Oops. Sorry. I slipped back into 1990 there for a second.
Once a girl uses ‘heteronormativity’ in two posts on the same day, she’s allowed to go to bed without doing the dishes, even though she has company coming tomorrow.
Hurray!
1. I’m a little envious of Mrs. Wigglebottom. She’s sleeping on the afghan and looking so cute I just about can’t stand it. I love her freckly nose.
2. I’m a little more envious of The Nashville Knucklehead. If I could write like him, I’d quit my job and spend my days locked in my house masturbating and writing sentences like “As I was falling, I heard a very loud scream. Much to my surprise, it was me. ” I would quickly starve to death and die, but it would be a life well-lived.
3. I’m a little envious of Newscoma, who meets the divine Patrick, who says, “Damn, having Bush do a probe on gasoline and oil is like putting a pedophile in a preschool.”

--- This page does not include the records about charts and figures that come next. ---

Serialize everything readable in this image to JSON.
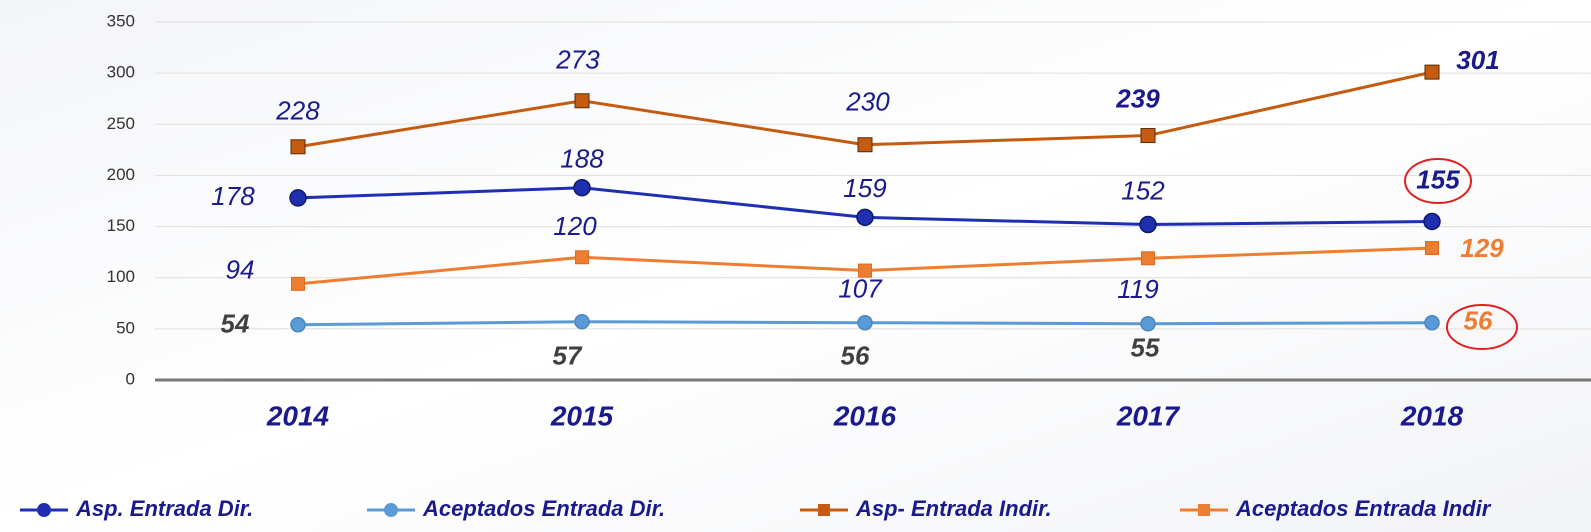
{
  "chart_data": {
    "type": "line",
    "categories": [
      "2014",
      "2015",
      "2016",
      "2017",
      "2018"
    ],
    "series": [
      {
        "name": "Asp. Entrada Dir.",
        "color": "#1f2fb0",
        "marker": "circle",
        "values": [
          178,
          188,
          159,
          152,
          155
        ]
      },
      {
        "name": "Aceptados Entrada Dir.",
        "color": "#5b9bd5",
        "marker": "circle",
        "values": [
          54,
          57,
          56,
          55,
          56
        ]
      },
      {
        "name": "Asp- Entrada Indir.",
        "color": "#c55a11",
        "marker": "square",
        "values": [
          228,
          273,
          230,
          239,
          301
        ]
      },
      {
        "name": "Aceptados Entrada Indir",
        "color": "#ed7d31",
        "marker": "square",
        "values": [
          94,
          120,
          107,
          119,
          129
        ]
      }
    ],
    "ylim": [
      0,
      350
    ],
    "yticks": [
      0,
      50,
      100,
      150,
      200,
      250,
      300,
      350
    ],
    "grid": true,
    "legend": "bottom"
  }
}
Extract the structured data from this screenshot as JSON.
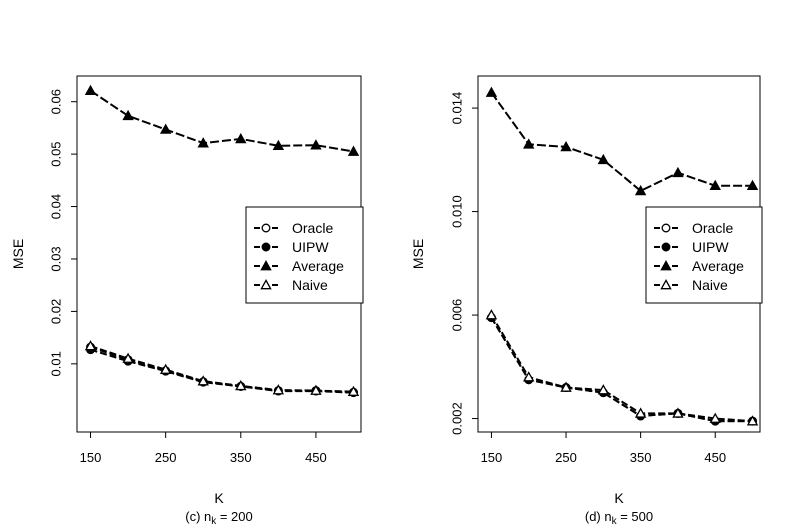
{
  "chart_data": [
    {
      "type": "line",
      "caption": "(c) n",
      "caption_subscript": "k",
      "caption_suffix": " = 200",
      "xlabel": "K",
      "ylabel": "MSE",
      "x": [
        150,
        200,
        250,
        300,
        350,
        400,
        450,
        500
      ],
      "xticks": [
        "150",
        "250",
        "350",
        "450"
      ],
      "xtick_values": [
        150,
        250,
        350,
        450
      ],
      "xlim": [
        132,
        510
      ],
      "ylim": [
        -0.003,
        0.0649
      ],
      "yticks": [
        "0.01",
        "0.02",
        "0.03",
        "0.04",
        "0.05",
        "0.06"
      ],
      "ytick_values": [
        0.01,
        0.02,
        0.03,
        0.04,
        0.05,
        0.06
      ],
      "series": [
        {
          "name": "Oracle",
          "marker": "open-circle",
          "values": [
            0.0132,
            0.0108,
            0.0087,
            0.0066,
            0.0057,
            0.0049,
            0.0049,
            0.0046
          ]
        },
        {
          "name": "UIPW",
          "marker": "filled-circle",
          "values": [
            0.0127,
            0.0105,
            0.0086,
            0.0065,
            0.0057,
            0.0048,
            0.0048,
            0.0045
          ]
        },
        {
          "name": "Average",
          "marker": "filled-triangle",
          "values": [
            0.0621,
            0.0573,
            0.0547,
            0.0521,
            0.0529,
            0.0516,
            0.0517,
            0.0505
          ]
        },
        {
          "name": "Naive",
          "marker": "open-triangle",
          "values": [
            0.0134,
            0.011,
            0.0089,
            0.0067,
            0.0058,
            0.005,
            0.0049,
            0.0047
          ]
        }
      ],
      "legend": [
        "Oracle",
        "UIPW",
        "Average",
        "Naive"
      ],
      "legend_position": "right"
    },
    {
      "type": "line",
      "caption": "(d) n",
      "caption_subscript": "k",
      "caption_suffix": " = 500",
      "xlabel": "K",
      "ylabel": "MSE",
      "x": [
        150,
        200,
        250,
        300,
        350,
        400,
        450,
        500
      ],
      "xticks": [
        "150",
        "250",
        "350",
        "450"
      ],
      "xtick_values": [
        150,
        250,
        350,
        450
      ],
      "xlim": [
        132,
        510
      ],
      "ylim": [
        0.00148,
        0.01524
      ],
      "yticks": [
        "0.002",
        "0.006",
        "0.010",
        "0.014"
      ],
      "ytick_values": [
        0.002,
        0.006,
        0.01,
        0.014
      ],
      "series": [
        {
          "name": "Oracle",
          "marker": "open-circle",
          "values": [
            0.0059,
            0.0035,
            0.0032,
            0.003,
            0.0021,
            0.0022,
            0.0019,
            0.0019
          ]
        },
        {
          "name": "UIPW",
          "marker": "filled-circle",
          "values": [
            0.0059,
            0.0035,
            0.0032,
            0.003,
            0.0021,
            0.0022,
            0.0019,
            0.0019
          ]
        },
        {
          "name": "Average",
          "marker": "filled-triangle",
          "values": [
            0.0146,
            0.0126,
            0.0125,
            0.012,
            0.0108,
            0.0115,
            0.011,
            0.011
          ]
        },
        {
          "name": "Naive",
          "marker": "open-triangle",
          "values": [
            0.006,
            0.0036,
            0.0032,
            0.0031,
            0.0022,
            0.0022,
            0.002,
            0.0019
          ]
        }
      ],
      "legend": [
        "Oracle",
        "UIPW",
        "Average",
        "Naive"
      ],
      "legend_position": "right"
    }
  ]
}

4. I’m very envious of our Wayward Boy Scout. No, it’s not just because he’s got this sweet old disconcerting way about him that he keeps hidden behind a thin veneer of scary right-wing propaganda. It’s also because how awesome would it be to have someone as cool as me constantly flirting with me?
Does Kleinheider appreciate how awesome it is when I flirt with him? No. Apparently once you become a professional right-wing pundit, you want to be teased by other professional pundits, not us lowly amateur ones. Your loss, Kleinheider. If you won’t flirt back, I’ll just move on to Terry Frank.
Oh, wait, Frank is in favor of heteronormativity. I guess it could never work between us, then. That’s too bad, because she’s like our very own Nancy Grace. It’s kind of cute.